Darwin’s On the Origin of Species ironically doesn’t actually explain how species originated: that’s a clever point made, believe it or not, by evolutionists!
PhysOrg’s Lisa Zyga takes a look at research just published in the International Journal of Astrobiology on just why life “emerged” in the first place. Unsurprisingly, the evolutionary presuppositions are apparent from the very beginning (pardon the pun), since scientists are trying to find evidence for what they already believe took place.
In this case, the scientists are a Finnish father-and-son duo who use principles from thermodynamics to try to explain how life evolved. Zyga writes:
Although the researchers don’t speculate on the specific chemical reactions that created life, they explain that the molecules involved most likely underwent a series of more and more complex reactions to minimize mutual energy differences between matter on Earth and with respect to high-energy radiation from Sun. The process eventually advanced so far that it cumulated into such sophisticated functional structures that could be called living.
This sort of evolutionary storytelling is simple enough that it doesn’t even require a Ph.D. nor any scientific tests, but rather just evolutionary faith and an imagination.
Since the scientists don’t even speculate—let alone try to support—any chemical reactions that could have obeyed thermodynamic laws and slowly morphed into life, the hypothesis seems almost entirely worthless. After all, all scientists who believe life spontaneously generated out of primordial chemicals believe that physical forces somehow (that’s the part they can’t explain) self-organized.
The same comments apply when Zyga reports:
Due to random variations stemming from the chemical reactions, some novel compounds may have emerged in the primordial system. Some of these compounds (such as those involving carbon) might have been exceptionally good at creating energy flow, enabling the system to diminish energy differences very efficiently and reach a higher level of entropy. Compounds with these advantages would have gained ground during this period of primitive chemical evolution. But the scientists emphasize that identifying which exact compounds were key players during this period would be very difficult to determine.
This sort of evolutionary storytelling is simple enough that it doesn’t even require a Ph.D. nor any scientific tests, but rather just evolutionary faith and an imagination. For instance, let’s hypothesize that life originated when chemicals obeyed not the laws of thermodynamics, in particular, but instead the laws of gravity. Perhaps we, too, could publish our speculation in a scientific journal. Obviously it would be an untested scenario, without any supporting evidence; nonetheless, could it be much more absurd than any other unspecific imagining of how the simplest life (supposedly) evolved?

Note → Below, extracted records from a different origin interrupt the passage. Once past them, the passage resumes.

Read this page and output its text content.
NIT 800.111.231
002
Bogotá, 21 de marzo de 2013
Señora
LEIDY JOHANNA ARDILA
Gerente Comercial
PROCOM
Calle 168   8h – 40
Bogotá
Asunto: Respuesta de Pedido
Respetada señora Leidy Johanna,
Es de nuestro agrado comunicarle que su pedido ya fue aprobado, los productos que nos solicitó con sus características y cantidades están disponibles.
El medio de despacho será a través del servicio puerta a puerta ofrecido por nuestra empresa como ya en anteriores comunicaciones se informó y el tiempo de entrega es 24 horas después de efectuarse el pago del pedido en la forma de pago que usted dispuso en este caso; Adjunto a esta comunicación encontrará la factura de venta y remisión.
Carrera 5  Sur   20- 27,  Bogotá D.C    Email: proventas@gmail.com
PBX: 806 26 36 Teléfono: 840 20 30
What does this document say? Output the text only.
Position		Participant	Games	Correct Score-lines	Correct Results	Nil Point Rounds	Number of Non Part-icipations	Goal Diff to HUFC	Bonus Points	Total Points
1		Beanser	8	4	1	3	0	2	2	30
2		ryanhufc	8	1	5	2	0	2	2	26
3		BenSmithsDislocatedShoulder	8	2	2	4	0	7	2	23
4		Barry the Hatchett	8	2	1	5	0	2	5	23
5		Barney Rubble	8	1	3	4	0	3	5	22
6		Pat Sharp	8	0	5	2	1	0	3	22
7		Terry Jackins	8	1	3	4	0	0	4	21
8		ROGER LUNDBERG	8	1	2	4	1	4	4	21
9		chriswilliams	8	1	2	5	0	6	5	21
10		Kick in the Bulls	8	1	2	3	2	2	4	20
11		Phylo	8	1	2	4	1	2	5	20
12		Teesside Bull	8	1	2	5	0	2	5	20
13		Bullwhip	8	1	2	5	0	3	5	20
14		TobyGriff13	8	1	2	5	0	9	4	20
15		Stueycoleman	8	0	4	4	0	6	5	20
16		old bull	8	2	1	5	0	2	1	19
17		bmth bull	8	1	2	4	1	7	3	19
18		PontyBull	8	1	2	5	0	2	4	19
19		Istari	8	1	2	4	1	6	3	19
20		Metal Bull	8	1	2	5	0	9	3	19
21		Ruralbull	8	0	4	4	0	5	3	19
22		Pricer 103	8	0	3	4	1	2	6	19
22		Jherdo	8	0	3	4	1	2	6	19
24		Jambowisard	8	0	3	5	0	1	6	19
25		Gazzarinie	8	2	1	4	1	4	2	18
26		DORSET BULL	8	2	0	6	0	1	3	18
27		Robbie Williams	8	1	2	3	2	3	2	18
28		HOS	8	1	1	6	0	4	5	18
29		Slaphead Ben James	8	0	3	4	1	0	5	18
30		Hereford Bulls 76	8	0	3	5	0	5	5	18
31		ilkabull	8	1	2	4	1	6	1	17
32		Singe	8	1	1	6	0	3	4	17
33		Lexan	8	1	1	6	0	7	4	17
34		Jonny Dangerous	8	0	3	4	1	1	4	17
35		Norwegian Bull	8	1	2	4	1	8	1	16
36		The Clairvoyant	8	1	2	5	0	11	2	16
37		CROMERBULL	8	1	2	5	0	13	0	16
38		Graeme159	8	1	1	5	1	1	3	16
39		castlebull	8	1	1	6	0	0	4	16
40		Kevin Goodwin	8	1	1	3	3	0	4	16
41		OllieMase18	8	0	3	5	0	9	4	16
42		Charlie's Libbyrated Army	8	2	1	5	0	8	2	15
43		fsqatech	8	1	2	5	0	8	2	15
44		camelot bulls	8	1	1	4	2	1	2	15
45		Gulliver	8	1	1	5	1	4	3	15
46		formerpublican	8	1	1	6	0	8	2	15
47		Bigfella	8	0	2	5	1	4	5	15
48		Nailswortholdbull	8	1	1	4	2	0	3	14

And when Zyga points out that the study “focuses on why life emerged, not how,” we wonder how the two could be separated.
Also strange is that the scientists’ idea is centered on life forming to dissipate energy and thus increase entropy within a system—even though life as we know it, and certainly human behavior, involves processes that both increase and decrease entropy.
One of the scientists told PhysOrg, “The most important idea in our study is that there is no distinction between animate and inanimate. Processes of life are, in their principles, no different from any other natural processes.” This also means that our only “purpose,” Zyga explains, is to “redistribute energy on the Earth.”
Sadly, these comments remind us of the 2007 school massacre (motivated by a belief in evolution) in the scientists’ own country. When people believe we are no different than animals, or no different than rocks, what authoritative code of morality could they possibly accept, and why? And if our only purpose is to redistribute energy, is all the rest of human behavior just a strange and meaningless accident? Sadly, under the influence of Darwinism, this attitude only continues to expand.